UN COMMENTAIRE SUR Pas de rendez-vous avant 2017 et encore ! » (2/2) [« Allo Freud ? Ici la social-démocratie » (1/2)]

  1. Patrick AUBIN dit :

    Le gloubi-boulga de la gauche sur la Liberté :

    “Cependant, et malgré cette volonté – ou cette conscience- lacunaire du plus grand nombre, la bonne nouvelle c’est que le capitalisme financiarisé à outrance n’est plus capable de nourrir le narcissisme infantile par la jouissance individuelle. L’illusion d’être parce que l’on a se dissipe par la force des choses, parce que le substrat économique s’effondre.”

    “il faut donc repenser la liberté en tant que conquête, avec ses deux corollaires : le droit et le devoir. Pour sortir de ce double joug qui se confond en un seul, la figure infantilisante du leader tout puissant, que l’on vénère d’autant plus qu’elle fonctionne comme une projection fantasmagorique de notre propre désir de puissance et de jouissance, nous avons le devoir urgent de prendre le temps de discuter, de nous connaître, d’échanger, de nous former les uns les autres, d’analyser ce narcissisme pour réussir à le sublimer. Et ensemble, forger de nouveaux droits. Car qu’est-ce que la politique si ce n’est la capacité de sublimation par l’organisation de la vie commune ?”

    La liberté n’a absolument pas besoin de nouveaux droits : être libre, c’est être responsable de cette liberté. La liberté ne peut que se concevoir individuellement. Le Droit et le devoir se résume ainsi : “ne fais pas à autrui, ce que tu ne veux pas qu’autrui te fasse”. Donc pourquoi autrui limiterait la conception liberté ? Donc à la fois vous refusez que l’homme puisse “jouir individuellement” en confondant l’individu avec son miroir physique (narcissisme), et vous imaginez que l’homme puisse se sacrifier au sein d’une collectivité. Mais où est la liberté d’être puisque tous ces droits, ne serons que des droits d’avoir ?

    Soit vous avez besoin d’une psychothérapie de groupe pour comprendre ce qu’est un être humain, soit vous avez besoin d’éducation à la liberté. ou peut-être des deux d’ailleurs.

    Votre problème est de vouloir faire passer des droits d’avoir en bafouant les droits d’être : en fait, avec ces droits d’avoir, vous entrez dans un paradoxe où vous refusez le capitalisme (qui est non pas une idéologie, mais un phénomène naturel) tout en l’alimentant par un constructivisme totalement schizophrénique.

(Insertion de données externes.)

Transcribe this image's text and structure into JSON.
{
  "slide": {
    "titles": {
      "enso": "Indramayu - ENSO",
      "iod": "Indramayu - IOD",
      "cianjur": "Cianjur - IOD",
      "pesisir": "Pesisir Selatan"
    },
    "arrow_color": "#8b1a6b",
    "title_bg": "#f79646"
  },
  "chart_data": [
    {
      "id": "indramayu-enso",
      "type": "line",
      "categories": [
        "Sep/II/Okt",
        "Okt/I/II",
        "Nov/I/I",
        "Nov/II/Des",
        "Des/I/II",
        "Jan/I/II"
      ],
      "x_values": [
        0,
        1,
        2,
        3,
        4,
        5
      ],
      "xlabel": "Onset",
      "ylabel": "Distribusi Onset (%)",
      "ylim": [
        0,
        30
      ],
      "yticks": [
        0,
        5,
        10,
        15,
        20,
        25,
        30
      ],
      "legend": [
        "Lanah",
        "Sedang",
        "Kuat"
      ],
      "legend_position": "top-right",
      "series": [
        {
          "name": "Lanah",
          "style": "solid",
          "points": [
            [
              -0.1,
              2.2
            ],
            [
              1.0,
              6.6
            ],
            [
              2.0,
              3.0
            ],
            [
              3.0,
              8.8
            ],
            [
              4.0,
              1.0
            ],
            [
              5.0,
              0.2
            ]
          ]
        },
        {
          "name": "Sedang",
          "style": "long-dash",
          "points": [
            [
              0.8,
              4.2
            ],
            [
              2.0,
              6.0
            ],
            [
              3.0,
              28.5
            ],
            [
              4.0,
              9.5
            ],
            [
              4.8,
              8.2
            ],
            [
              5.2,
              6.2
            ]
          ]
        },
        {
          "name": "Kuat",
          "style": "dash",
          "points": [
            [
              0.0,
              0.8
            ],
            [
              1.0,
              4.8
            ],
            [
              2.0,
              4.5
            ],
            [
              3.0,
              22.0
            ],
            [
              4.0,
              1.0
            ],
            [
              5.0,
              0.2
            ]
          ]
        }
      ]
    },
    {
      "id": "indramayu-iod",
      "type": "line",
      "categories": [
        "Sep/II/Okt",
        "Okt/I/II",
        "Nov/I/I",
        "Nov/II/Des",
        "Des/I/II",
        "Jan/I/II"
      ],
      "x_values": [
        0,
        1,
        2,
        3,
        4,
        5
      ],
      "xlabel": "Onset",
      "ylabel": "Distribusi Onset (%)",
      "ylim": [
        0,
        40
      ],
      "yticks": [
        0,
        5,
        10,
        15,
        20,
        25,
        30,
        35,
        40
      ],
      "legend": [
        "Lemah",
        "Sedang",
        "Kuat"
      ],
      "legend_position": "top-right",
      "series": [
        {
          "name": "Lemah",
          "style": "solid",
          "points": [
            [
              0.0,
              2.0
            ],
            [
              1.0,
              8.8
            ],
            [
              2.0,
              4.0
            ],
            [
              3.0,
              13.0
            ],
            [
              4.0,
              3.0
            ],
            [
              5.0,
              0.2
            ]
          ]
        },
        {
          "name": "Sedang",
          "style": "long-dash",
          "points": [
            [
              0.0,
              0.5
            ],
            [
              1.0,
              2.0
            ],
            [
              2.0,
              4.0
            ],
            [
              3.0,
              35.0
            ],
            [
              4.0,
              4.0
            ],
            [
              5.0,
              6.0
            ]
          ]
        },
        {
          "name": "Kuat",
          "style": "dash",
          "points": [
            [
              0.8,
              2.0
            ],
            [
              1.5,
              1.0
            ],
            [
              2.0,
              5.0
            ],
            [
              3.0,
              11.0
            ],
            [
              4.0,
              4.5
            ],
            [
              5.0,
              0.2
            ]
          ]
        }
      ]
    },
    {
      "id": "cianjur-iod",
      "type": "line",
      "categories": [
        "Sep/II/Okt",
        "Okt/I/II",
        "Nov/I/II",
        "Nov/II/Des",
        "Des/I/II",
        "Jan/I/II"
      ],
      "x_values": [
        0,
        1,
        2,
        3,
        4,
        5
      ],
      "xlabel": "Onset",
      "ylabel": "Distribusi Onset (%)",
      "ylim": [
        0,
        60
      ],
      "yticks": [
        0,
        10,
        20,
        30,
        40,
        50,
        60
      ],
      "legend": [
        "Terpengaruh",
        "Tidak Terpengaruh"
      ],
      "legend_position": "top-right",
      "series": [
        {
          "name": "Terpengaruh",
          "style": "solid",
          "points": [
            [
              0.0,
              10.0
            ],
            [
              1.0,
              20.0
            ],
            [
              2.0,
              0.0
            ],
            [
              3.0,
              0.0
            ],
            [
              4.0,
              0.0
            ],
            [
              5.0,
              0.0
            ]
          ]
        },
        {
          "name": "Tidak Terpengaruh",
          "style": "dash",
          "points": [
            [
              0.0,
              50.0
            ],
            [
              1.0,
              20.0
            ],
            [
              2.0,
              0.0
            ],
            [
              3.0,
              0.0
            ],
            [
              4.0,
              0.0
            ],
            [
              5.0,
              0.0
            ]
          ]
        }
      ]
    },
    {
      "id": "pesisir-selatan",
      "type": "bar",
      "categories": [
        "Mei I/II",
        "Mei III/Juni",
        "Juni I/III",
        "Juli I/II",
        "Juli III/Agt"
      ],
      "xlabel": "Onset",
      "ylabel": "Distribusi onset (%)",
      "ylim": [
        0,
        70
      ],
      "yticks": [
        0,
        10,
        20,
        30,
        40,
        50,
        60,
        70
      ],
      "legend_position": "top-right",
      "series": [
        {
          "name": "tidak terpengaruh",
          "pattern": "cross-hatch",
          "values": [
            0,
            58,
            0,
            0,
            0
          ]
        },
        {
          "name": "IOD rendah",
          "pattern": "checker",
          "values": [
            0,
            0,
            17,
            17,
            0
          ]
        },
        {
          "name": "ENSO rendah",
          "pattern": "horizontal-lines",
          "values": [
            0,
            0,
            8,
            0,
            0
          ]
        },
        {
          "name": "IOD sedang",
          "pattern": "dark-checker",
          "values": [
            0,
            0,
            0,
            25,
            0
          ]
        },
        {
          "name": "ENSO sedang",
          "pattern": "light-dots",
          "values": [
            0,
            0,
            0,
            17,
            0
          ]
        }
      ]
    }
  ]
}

    Je vous rappelle également que les droits d’être sont naturels (outre le droit d’être en vie) : être libre, être propriétaire (d’abord et avant tout de son corps et des fruits de son travail), être en résistance à l’oppression et être en sécurité.

    Or tout votre processus mental est contre-nature : aucun constructivisme ne peut réussir. Vous aurez beau vous masturber pendant des heures le cerveau, vous en reviendrez toujours à bafouer les droits d’être pour essayer d’avoir, qui est une totale illusion ! En fait, vous vivez dans le miroir que vous dénoncez.